Vardanian gestured vaguely, as though searching for words to express thoughts he only understood as abstract symbols. “There are some peculiarities about the time-drive that suggest other possibilities. In order to work at all it has to be in the presence of a wakened consciousness; an unmanned, automatic time traveller simply wouldn’t move. So a living pilot is one of the essential components. Bearing this in mind, we were able to formulate a theory that the traveller – the one we have built, at any rate, even if not the alien one – fails to move through objective time. It enters some region of ‘fictitious time’, and presents to the consciousness of the observer elements from both the past and the future blended together, probably drawing them from the subconscious imaginations of the pilot and passengers.”
“It’s all an illusion, you mean?”
The other nodded doubtfully. “Roughly speaking, yes. Though the time traveller obviously does go somewhere, because it disappears from the laboratory.”
Heshke noticed that throughout the latter part of this explanation Leard Ascar scowled and muttered under his breath. Vardanian glanced at him pointedly. “That, with one dissenting vote, was the explanation we had adopted until yesterday.”
“And then you showed us those photographs,” Brask put in. “That upset things somewhat.”

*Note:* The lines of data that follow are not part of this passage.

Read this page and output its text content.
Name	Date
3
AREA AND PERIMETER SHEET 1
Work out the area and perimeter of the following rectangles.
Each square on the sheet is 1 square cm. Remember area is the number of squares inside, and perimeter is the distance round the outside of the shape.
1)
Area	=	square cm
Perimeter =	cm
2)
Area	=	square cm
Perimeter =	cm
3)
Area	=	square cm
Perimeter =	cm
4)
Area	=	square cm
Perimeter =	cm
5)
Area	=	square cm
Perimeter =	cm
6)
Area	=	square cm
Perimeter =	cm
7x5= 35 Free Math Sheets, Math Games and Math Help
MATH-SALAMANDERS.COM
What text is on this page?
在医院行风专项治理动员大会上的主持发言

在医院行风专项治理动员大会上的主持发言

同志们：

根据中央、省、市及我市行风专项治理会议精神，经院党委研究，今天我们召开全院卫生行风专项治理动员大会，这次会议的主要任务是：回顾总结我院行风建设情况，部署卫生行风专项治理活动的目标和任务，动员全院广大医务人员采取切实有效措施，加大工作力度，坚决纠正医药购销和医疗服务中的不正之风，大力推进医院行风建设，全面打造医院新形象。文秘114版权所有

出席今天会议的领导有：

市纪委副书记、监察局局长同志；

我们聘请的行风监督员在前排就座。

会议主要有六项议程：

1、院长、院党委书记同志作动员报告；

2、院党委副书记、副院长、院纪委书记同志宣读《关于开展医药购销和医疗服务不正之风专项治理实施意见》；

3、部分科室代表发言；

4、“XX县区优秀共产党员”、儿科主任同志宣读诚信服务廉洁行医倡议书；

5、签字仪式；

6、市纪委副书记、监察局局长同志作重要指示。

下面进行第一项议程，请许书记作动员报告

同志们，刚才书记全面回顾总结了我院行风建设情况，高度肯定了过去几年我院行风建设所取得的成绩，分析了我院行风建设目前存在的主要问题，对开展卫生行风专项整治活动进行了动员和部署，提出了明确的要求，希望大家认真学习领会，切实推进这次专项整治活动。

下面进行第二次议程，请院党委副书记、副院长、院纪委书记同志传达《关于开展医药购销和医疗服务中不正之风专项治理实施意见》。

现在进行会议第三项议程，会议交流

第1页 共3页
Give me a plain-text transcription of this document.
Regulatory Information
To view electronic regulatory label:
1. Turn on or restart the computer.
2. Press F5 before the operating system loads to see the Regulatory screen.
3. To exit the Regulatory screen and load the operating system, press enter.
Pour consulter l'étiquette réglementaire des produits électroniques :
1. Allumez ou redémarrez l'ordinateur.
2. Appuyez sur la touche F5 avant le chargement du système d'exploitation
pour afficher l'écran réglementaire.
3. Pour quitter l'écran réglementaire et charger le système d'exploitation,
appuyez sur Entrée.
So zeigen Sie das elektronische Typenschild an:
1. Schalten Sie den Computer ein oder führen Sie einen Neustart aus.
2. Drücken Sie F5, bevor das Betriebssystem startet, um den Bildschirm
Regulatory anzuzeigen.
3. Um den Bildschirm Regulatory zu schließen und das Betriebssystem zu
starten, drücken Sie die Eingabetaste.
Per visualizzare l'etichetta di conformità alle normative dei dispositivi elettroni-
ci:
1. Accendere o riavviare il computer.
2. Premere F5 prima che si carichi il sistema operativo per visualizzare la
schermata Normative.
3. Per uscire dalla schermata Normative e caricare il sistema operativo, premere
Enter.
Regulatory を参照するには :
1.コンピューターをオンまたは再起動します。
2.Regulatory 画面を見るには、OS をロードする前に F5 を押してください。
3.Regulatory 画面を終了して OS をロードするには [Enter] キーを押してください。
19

Yes, the photographs. The pictures that showed the Hathar Ruins three centuries ago, and showed them in worse condition than they are today. The pictures that obviously – perfectly, clearly, obviously – were faked. The pictures that could not possibly be true.
“It was too much of a coincidence,” Brask said. “Here was independent, objective evidence of the findings that we had thought were subjective and illusory. We immediately dispatched the time traveller to Hathar at around the time these photographs were presumably taken, and took a corresponding set of photographs from the same viewpoints.” He opened a drawer underneath the table and withdrew a sheaf of glossy prints. “Here are copies of both sets. Check them: you’ll find they match, more or less.”
Heshke did as he was told, looking over the prints. One set was in colour, the other – the old ones – in monochrome. He pushed them away, feeling that he was being surrounded by too much strangeness for one day.
“Yes, they look similar. What does that prove? That you did travel back in time after all?”
“Yes,” said Leard Ascar fiercely, speaking for the first time.
And the other Titan, Spawart, also spoke for the first time. He adopted an expression of meticulous care, choosing his words slowly. “It may not necessarily mean that. We can’t really take these photographs as substantiating our own findings. They could have been faked. Or, knowing now that time travel is possible, they could have been displaced in time, owing their origin to our future. There are a number of possibilities which do not rule out a malfunction in our time traveller.”
Yes, thought Heshke. Someone sent a package of photographs from three hundred years in the future to three hundred years in the past – a hop of six hundred years. That could have happened. But why?
It was useless to speculate. There could be a thousand bizarre, trivial, or unguessable reasons.
“Gentlemen,” he said, “I’m finding this all just a little bit too bewildering. Do you mind telling me exactly why I’m here?”
“Yes, of course,” said Brask solicitously. “We hadn’t meant to call on your services until we had ironed the defects out of our time-drive system, but these photographs have thrown us somewhat into confusion. So we want you to take a trip back to the Hathar Ruins of three hundred years ago.”
“Why?” Heshke asked.
“Well —” Brask hesitated. “We’re working in the dark at the moment. Our most pressing need is to know whether our present capacity to travel through time is objectively real or merely illusory. The psychologists tell us that if it is illusory then there will be anomalies in the structures that appear to exist outside our own time – much as a dream fails to reconstruct reality with accuracy. There would be something to distinguish the ruins in the second set of photographs from the real Hathar Ruins.”